Menzies Research Institute, University of Tasmania, Hobart, Australia.
Intern Med J. 2012 Mar;42(3):274-80. doi: 10.1111/j.1445-5994.2011.02438.x.
There is controversy about whether pain and radiographic osteoarthritis (ROA) predict subsequent cartilage loss. The aim of this study was to describe the relationship between ROA, pain and cartilage loss in the knee.
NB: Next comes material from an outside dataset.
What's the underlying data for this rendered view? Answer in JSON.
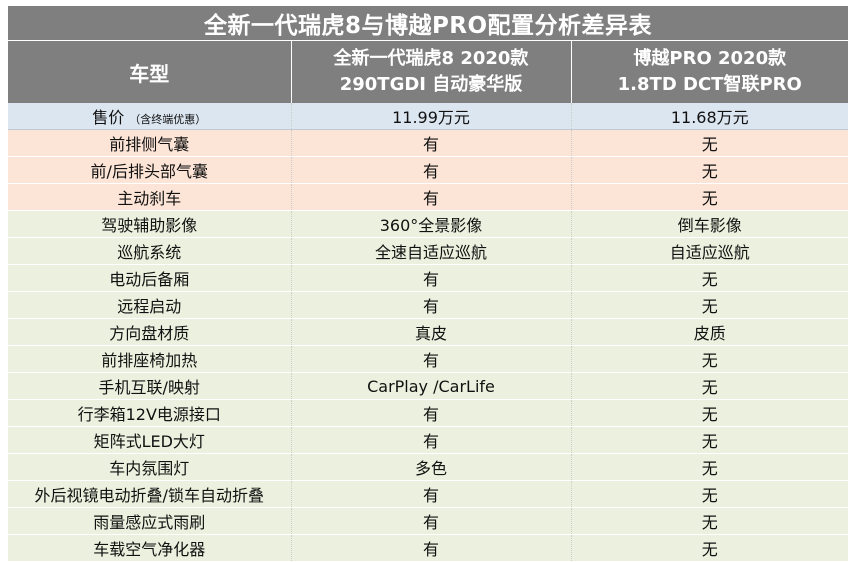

We studied randomly selected subjects at baseline and approximately 2.9 years later (n= 399). The presence of ROA was assessed at baseline with a standing anteroposterior semiflexed radiograph scored using the Osteoarthritis Research Society International atlas for osteophytes (OP) and joint space narrowing (JSN). Pain was assessed by the Western Ontario McMaster Osteoarthritis Index. Subjects' medial and lateral tibial cartilage volumes were determined by magnetic resonance imaging at both time points.
In cross-sectional analysis, both medial and lateral tibial cartilage volumes were lower in those with ROA. Any medial ROA predicted medial tibial cartilage loss (3.2% (standard deviation (SD) 5.6) vs 1.9% (SD 5.3) per annum) while any lateral ROA predicted both medial (4.0% (SD 6.0) vs 2.2% (SD 5.3) per annum) and lateral (3.5% (SD 5.8) vs 1.6% (SD 4.2) per annum) tibial cartilage loss (all P < 0.05). In multivariate analysis, JSN and OP at both medial and lateral sites had independent dose-response associations with tibial cartilage loss at both sites. Pain was an independent predictor of lateral, but not medial, tibial cartilage loss after taking ROA into account.
Subjects with ROA (either JSN or OP) and, to a lesser extent, pain lose cartilage faster than subjects without ROA and the more severe the ROA the greater the rate of loss. These findings have implications for the design of clinical trials.
关于疼痛和放射学骨关节炎(ROA)是否预测随后的软骨损失存在争议。本研究的目的是描述膝关节 ROA、疼痛与软骨损失之间的关系。
我们在基线时和大约 2.9 年后(n=399)随机选择研究对象。使用 Osteoarthritis Research Society International 骨赘(OP)和关节间隙狭窄(JSN)图谱对基线时的 ROA 进行评估。通过 Western Ontario McMaster Osteoarthritis Index 评估疼痛。在两个时间点,通过磁共振成像确定受试者的内侧和外侧胫骨软骨体积。
在横断面分析中,ROA 患者的内侧和外侧胫骨软骨体积均较低。任何内侧 ROA 均预测内侧胫骨软骨损失(3.2%(标准差(SD)5.6)与每年 1.9%(SD 5.3)),而任何外侧 ROA 均预测内侧(4.0%(SD 6.0)与每年 2.2%(SD 5.3))和外侧(3.5%(SD 5.8)与每年 1.6%(SD 4.2))胫骨软骨损失(均 P<0.05)。在多变量分析中,内侧和外侧部位的 JSN 和 OP 与双侧胫骨软骨损失均具有独立的剂量反应关系。考虑到 ROA 后,疼痛是外侧胫骨软骨损失的独立预测因素,但不是内侧胫骨软骨损失的独立预测因素。
有 ROA(无论是 JSN 还是 OP)的患者,并且在较小程度上,疼痛患者的软骨损失速度比没有 ROA 的患者更快,ROA 越严重,损失速度越快。这些发现对临床试验的设计具有重要意义。